Il est toujours facile d’imaginer l’enchaînement des événements : on offre à Olivia Arthur un appareil photo, et elle se découvre une vocation. Sauf que ce n’est pas du tout ce qui se passa. Olivia Arthur suivait des études de mathématiques, en Angleterre, puisqu’Olivia Arthur est de nationalité britannique. Elle ne souhaitait pas forcément être professeur de maths, comme sa mère, mais un diplôme en mathématiques paraissait offrir plus de débouchés. Pendant ses études, Olivia Arthur s’investit dans le journal de l’université. Elle y passe du temps, parfois même au détriment de ses cours, se souvient-elle. Elle s’occupe de la rédaction et aussi des photos. On y vient, donc. À la fin de la deuxième année, le responsable de la publication prend l’initiative d’envoyer les photos d’Olivia pour participer à un concours. Comme dans toutes les belles histoires, Olivia remporta le premier prix. Elle n’y croyait pas. « Ce fut une surprise, commente-t-elle. À partir de ce moment, je me suis dit qu’il y avait peut-être une piste à suivre. » Elle passe son diplôme quand même, et, ensuite, part à Londres pour suivre une formation de photojournalisme. Un séjour à Orange lui permet de réaliser son premier projet personnel
autour de la communauté algérienne et nord africaine. Ensuite, elle décide de partir en Inde pour rejoindre ses parents qui travaillent à Dehli, mais surtout lui permettre de se démarquer. « Sans expérience, à Londres, il aurait été plus difficile de travailler ». Effectivement, plusieurs journaux anglais lui commandent des reportages réguliers. Après deux ans et demi en Inde, elle reçoit une bourse d’artiste pour passer une année en Italie. Une opportunité qui lui permettra d’affiner son travail
autour de son projet, The Middle Distance, un reportage sur la vie des jeunes femmes dans les pays frontaliers de l’Europe et l’Asie. Ce qui motive avant tout Olivia, c’est d’observer le monde, comprendre des situations, rencontrer, et enfin, photographier. Elle travaille en prenant le temps ; la preuve, elle privilégie l’argentique au numérique. Pas le genre à voler des images. Chaque photo dévoile bien plus que ce qu’elle montre. Souvent, un texte accompagne la photo. Le poids des mots. Il convient de contextualiser les choses. La photo naît d’une rencontre, d’une confiance. Mais pour autant, les photos sont naturelles, intimes presque. Au plus proche des sujets. D’un mot : émouvantes.
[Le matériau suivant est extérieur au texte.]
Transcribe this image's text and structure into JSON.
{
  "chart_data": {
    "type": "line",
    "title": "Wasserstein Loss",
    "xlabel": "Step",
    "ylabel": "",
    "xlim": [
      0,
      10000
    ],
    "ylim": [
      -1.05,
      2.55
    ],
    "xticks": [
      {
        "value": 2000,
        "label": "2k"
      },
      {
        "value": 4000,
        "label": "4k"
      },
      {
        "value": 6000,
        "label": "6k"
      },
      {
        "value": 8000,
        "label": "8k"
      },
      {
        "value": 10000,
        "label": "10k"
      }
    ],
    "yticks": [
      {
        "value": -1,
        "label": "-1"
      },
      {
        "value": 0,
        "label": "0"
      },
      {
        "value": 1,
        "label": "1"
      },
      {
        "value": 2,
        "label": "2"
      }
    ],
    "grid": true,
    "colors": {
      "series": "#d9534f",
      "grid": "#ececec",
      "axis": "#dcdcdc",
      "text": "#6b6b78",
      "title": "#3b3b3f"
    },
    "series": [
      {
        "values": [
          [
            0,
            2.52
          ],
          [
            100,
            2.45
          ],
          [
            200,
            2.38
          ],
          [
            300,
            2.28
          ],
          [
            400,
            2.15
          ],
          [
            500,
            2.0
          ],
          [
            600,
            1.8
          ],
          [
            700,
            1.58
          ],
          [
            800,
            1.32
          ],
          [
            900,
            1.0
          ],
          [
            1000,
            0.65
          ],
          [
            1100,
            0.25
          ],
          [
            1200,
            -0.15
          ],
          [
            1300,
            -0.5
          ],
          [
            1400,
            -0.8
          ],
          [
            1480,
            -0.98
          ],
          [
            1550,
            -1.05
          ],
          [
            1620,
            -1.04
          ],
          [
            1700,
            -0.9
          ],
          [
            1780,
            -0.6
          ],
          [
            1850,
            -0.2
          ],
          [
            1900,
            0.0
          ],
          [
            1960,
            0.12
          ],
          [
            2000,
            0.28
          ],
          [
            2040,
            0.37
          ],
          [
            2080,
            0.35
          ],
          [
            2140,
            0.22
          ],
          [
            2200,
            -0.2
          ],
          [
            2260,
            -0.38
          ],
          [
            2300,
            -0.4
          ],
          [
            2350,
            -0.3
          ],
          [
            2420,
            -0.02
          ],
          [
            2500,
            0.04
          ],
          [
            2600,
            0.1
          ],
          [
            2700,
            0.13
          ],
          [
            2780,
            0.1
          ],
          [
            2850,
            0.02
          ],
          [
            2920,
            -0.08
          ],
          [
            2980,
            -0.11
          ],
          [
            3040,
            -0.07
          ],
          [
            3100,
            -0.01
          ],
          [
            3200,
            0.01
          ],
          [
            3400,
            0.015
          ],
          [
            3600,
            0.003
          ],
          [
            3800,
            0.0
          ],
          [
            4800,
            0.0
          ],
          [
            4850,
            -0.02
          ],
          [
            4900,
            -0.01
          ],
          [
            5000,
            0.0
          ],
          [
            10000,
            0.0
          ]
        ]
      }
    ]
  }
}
Olivia est représentée par l'agence Magnum.
TroIs questions à...Olivia Arthur
Un photographe qui vous inspire ?
Jim Goldberg.
Le magazine idéal pour publier vos photos ?
Aucun. Je préfère travailler pour moi, et ensuite pourquoi pas si des magazines veulent publier les photos… mais travailler pour la presse prend du temps et ce n’est pas très exaltant. Souvent ce qu’on nous demande, un autre photographe peut le faire.
Et la Bourse dans tout ça ?
Elle va me permettre de garder une certaine forme de liberté. C’est important de pouvoir approfondir des projets personnels.
Le mot du président du jury : Peter Knapp, photographe
« Il faut souligner que tous les Lauréats qui passent devant le jury mériteraient de gagner. La Bourse de la Fondation Jean-Luc Lagardère est l’une des plus difficiles à obtenir parmi les bourses attribuées aux photographes. Les photos d’Olivia Arthur présentaient un tel travail de qualité tant sur les images, la prise de vue que le tirage, qu’elle l’a emporté au premier tour. »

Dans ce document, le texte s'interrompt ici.